A veteran of the Thredbo landslide in 1997, he said the big difference between that and Japan two years ago was the sheer immensity of the destruction. While Thredbo had been an extremely hazardous environment, and one in which rescuers needed to exercise great care, it was a very localised disaster.
In Japan, Evans and his fellow ACT Fire and Rescue urban search and rescue specialists were probing the ruins of an annihilated city of 17,000 people. A quirk of geography had funnelled the tsunami up a V-shaped valley, piling the water higher and higher until it was able to swamp three-storey buildings.
The other ACT members of the 76-strong team were Jeff Atkinson, Neil Maher and Ron Miller
Most of the private homes, usually lightly built of timber, were flattened by the force of the water. More substantial structures, including those designated as tsunami shelters, were inundated. The force of the water packed them full of debris.
The 2011 earthquake was the most powerful known earthquake ever to have hit Japan, and one of the five most powerful earthquakes in the world since modern record-keeping began in 1900.
''It is odd the things that stick in your mind,'' Evans said. ''I recall seeing a Mercedes sedan sitting on the roof of a three-storey building. It had been carried up there by the water but looked as if it had been deliberately placed on display.
''We found cars inside buildings, and on one occasion I opened a cupboard in a house I was searching to be confronted by a massive fish that was up on a shelf. How had it got inside? How did the door close? You have to wonder.''
Photographs he took at the time show houses piled on top of each other and even a large ferry sitting on top of what appears to be an apartment building.
One of the unintended consequences of Evans's deployment to Japan with the NSW Urban Search and Rescue Team was missing Nathan's 18th birthday. While he had heard about the catastrophe, like everybody else, on the news on the Friday he was not asked to deploy until the Saturday.
''There are protocols involved,'' Evans said. ''I had wondered if I was going to get the opportunity but knew that we had to wait until Australia was invited [to assist]. You can't just rock up.''
The deployment, the third urban search and rescue task force the NSW fire service had pulled together since the Christchurch earthquake the month before, took place just six days out from Nathan's 18th birthday. This had always been planned to be a big event and having dad there was to have been a major part of it.
''Missing that was the most difficult part,'' Evans said. ''I explained that this was something I had trained long and hard to do and that it was a chance to utilise my skills to help other people.'' He said the support of his family while he was away had been very important and that major efforts were made by the team's leaders to ensure those at home were kept up to date on what their loved ones were doing.
This was in keeping with the highly professional management of the Australian taskforce that resulted in very few injuries despite the dangers of the environment.
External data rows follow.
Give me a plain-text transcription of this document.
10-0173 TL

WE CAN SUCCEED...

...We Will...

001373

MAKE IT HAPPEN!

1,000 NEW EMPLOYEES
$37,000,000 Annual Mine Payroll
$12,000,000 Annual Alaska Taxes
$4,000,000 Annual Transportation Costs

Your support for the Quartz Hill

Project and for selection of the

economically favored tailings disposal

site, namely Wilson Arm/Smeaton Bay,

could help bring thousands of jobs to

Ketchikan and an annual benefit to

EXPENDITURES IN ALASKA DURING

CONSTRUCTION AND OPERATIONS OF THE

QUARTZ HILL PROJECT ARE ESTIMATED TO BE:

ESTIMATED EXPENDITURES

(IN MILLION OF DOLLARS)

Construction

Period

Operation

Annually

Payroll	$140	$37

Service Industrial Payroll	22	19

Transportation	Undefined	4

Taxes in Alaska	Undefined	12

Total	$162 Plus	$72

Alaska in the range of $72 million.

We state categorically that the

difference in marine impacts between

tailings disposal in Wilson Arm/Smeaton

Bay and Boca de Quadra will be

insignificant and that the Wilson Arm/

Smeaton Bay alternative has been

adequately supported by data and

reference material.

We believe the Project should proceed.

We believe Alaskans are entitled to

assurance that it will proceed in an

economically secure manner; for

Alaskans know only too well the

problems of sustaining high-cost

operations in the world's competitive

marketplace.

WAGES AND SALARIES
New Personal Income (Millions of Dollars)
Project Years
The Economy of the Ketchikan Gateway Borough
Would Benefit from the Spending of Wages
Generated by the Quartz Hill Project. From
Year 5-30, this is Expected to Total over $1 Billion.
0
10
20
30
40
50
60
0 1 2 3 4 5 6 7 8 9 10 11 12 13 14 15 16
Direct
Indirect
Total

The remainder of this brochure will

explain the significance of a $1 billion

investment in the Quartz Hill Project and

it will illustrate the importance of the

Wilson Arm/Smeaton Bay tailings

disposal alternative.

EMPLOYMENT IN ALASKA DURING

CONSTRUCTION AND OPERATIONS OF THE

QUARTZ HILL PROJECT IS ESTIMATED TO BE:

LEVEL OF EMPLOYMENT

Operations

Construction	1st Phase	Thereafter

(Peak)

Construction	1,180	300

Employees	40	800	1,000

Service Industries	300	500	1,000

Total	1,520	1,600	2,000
''At no time, even when there was all the talk about the radiation, did I feel at risk,'' Evans said. ''I understood the Australian government would have very good intelligence [on the situation] and that they would pull us out if they felt it had become unsafe to be there.''
The rescue team flew out of Richmond air force base on a C-17 to Tokyo after a stopover at Amberley to pick up a relief crew. They crossed into the northern hemisphere and, within hours, were in a Japanese winter.
For the 10 days of the deployment the team members slept in two-man tents. Temperatures got down to as low as -17 degrees. The ground alternated between frozen and muddy - or both.
The need for self-sufficiency, and the sheer devastation that had occurred, meant most meals were from ration packs. ''It was challenging,'' Evans said.
Within hours of the Australians' arrival it became apparent they were looking for bodies, not survivors. At their first briefing they were told their destination would be Minamisanriku, a fishing community of about 17,000 people.
''We were told that least 10,000 people were missing or dead,'' Evans said. ''It was a scene of absolute devastation; two years have passed and the missing are still missing.''
Many of the bodies had been swept out to sea as the tsunami receded after its march into the hinterland.
The Australians were instrumental in finding eight bodies, but, due to cultural sensitivities, the retrieval task was carried out by Japanese personnel.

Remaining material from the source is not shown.